OS: Win 7 SP1 64 bits

renderer: ‘AMD Radeon HD 6670’
vendor: ‘ATI Technologies Inc.’
version: ‘4.4.13092 Compatibility Profile Context 14.301.1013.0’

openGL 4.4 GTX 970 MacPro Win 7

openGL 4.1 GTX 970 MacPro OS X 10.10.2

Only for Intel GPU users. Nvidia and AMD have good OpenGL 4.4+ drivers.
Even Intel GPU (i965 Mesa driver) is ready to support the most important extensions of the 4.x:

  • GL_ARB_multi_draw_indirect
  • GL_ARB_buffer_storage
  • GL_ARB_vertex_attrib_binding
    So there is no reason to avoid using this API in Blender (3.3 context as a minimum req, 4.x if supported).

renderer: ‘GeForce GTX 970/PCIe/SSE2’
vendor: ‘NVIDIA Corporation’
version: ‘4.5.0 NVIDIA 347.09’

my laptop is running GL 3.3 on a geforce GT 330m, the remaining 4 machines I have access to have 4.5 available also.

The question no one is asking is “what GL functions do the devs want to use?” GL version just designates a bunch of GPU functions available for programs to call – is there a specific function (or set of functions) that the devs are thinking will really help performance?

MIne is 1.4, but money is not the same in all the world, thats $20 is one month of food in my country.

No point in voting low if you have an old toaster in the attich that barely runs 1.1 and you’re using a decent machine
No point in voting high if you have a high-end machine in your house which you don’t have acces to, or which you use the same amount as your older machine.

Common sense people.

To those who work on an openGL version lower than 2.1, would you really mind if your blender version does not receive anymore updates?

Probably because that question has been answered multiple times.
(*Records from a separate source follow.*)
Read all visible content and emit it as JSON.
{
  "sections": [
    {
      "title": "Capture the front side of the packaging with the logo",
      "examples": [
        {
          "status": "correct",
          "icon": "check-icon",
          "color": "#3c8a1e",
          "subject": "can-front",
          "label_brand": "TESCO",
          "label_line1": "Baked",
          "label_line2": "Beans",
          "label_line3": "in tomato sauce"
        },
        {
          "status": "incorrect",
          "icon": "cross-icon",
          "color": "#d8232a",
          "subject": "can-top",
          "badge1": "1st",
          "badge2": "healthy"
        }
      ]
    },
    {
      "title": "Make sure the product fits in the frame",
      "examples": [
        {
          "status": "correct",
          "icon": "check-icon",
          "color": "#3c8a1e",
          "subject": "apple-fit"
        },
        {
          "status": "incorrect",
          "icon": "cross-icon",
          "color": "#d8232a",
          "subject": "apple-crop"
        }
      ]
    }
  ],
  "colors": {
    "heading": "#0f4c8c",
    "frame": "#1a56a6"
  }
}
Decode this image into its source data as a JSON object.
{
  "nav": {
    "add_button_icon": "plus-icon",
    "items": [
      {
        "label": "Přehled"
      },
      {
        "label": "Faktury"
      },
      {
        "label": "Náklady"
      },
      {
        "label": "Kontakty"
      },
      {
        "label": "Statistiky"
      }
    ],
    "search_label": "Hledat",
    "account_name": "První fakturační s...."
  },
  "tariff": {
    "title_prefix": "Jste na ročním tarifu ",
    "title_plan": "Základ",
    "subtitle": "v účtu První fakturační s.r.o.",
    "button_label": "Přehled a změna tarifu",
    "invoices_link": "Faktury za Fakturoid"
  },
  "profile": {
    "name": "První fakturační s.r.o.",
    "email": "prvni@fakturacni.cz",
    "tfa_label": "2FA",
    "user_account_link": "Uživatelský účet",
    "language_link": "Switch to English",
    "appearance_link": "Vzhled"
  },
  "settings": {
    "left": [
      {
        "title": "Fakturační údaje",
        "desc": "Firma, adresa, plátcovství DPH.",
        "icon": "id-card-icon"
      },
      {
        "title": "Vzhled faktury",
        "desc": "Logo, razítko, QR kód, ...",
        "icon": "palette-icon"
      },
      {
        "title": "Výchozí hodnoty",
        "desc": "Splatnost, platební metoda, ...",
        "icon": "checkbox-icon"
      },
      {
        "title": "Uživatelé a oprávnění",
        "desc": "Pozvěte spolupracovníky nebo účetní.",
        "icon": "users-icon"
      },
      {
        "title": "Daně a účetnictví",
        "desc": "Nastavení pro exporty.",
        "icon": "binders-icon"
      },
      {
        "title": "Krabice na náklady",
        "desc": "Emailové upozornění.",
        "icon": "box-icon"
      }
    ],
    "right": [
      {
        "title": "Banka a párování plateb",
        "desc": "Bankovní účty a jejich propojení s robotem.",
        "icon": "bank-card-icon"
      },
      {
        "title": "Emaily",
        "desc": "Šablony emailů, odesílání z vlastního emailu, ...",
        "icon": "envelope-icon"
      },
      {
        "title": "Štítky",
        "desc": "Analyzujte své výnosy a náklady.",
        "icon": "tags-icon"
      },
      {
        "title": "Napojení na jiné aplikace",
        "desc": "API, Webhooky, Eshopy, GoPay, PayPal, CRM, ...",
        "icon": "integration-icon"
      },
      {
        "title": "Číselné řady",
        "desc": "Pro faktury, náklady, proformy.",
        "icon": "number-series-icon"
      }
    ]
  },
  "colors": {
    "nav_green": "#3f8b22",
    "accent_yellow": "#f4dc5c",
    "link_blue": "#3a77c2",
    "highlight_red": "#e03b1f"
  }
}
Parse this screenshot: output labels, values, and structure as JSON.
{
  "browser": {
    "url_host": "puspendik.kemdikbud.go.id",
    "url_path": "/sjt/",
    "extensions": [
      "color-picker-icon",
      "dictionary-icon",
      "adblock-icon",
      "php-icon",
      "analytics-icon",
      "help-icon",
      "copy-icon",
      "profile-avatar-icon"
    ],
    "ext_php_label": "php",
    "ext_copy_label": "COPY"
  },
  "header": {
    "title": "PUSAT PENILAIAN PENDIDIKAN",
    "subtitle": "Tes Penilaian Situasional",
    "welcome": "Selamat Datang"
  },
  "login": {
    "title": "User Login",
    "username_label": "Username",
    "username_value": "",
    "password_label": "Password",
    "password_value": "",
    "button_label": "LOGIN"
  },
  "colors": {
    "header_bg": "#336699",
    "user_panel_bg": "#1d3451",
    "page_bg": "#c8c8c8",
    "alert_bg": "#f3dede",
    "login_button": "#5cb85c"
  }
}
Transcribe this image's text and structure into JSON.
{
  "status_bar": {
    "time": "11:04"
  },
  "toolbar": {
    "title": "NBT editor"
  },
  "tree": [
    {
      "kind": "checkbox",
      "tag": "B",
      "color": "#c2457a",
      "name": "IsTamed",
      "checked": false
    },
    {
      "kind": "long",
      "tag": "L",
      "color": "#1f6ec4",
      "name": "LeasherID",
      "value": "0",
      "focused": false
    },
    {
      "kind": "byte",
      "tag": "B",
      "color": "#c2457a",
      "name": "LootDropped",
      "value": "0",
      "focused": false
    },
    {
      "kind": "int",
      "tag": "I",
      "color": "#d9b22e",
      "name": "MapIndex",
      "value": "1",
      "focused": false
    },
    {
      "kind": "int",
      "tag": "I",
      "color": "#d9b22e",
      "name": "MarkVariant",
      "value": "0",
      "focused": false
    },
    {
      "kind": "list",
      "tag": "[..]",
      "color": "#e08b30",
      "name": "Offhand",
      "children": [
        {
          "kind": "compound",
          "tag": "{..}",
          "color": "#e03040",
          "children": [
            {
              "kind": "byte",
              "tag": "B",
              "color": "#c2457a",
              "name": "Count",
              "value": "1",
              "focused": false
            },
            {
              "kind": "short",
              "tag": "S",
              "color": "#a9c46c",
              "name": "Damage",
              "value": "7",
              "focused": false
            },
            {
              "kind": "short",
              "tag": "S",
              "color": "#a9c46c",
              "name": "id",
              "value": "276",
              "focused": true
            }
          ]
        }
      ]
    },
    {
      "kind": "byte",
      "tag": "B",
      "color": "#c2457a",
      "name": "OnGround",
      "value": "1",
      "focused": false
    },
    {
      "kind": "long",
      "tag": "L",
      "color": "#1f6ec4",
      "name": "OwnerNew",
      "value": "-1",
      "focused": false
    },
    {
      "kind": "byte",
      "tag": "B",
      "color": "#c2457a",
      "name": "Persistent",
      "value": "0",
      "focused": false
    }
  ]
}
Consulte professor Google with “viewport Blender project” and look at all the work that Jason did for the past three Google summer of code and what Antony Ryakiotakis has been busy with lately.

Good point here.
If you need Blender for work and professional you need fast workflow.

I used 3ds max and have much more performance than Blender when you have many models on screen and with high details.

If you open Blender only to make some fun stuff, like opening the Windows>Paint and smudging something on very old machine, is not a problem if you keep 2.73 version (and I think it’s not so bad version, for an antic machine).

Is a bit selfish to slow down the development of Blender, and other people who use Blender day to day in the professional area.

This survey is close somehow to steam one, steam 2014 survey shows 70% percent of harware are opengl 4.x capable, so i sea here nearly same.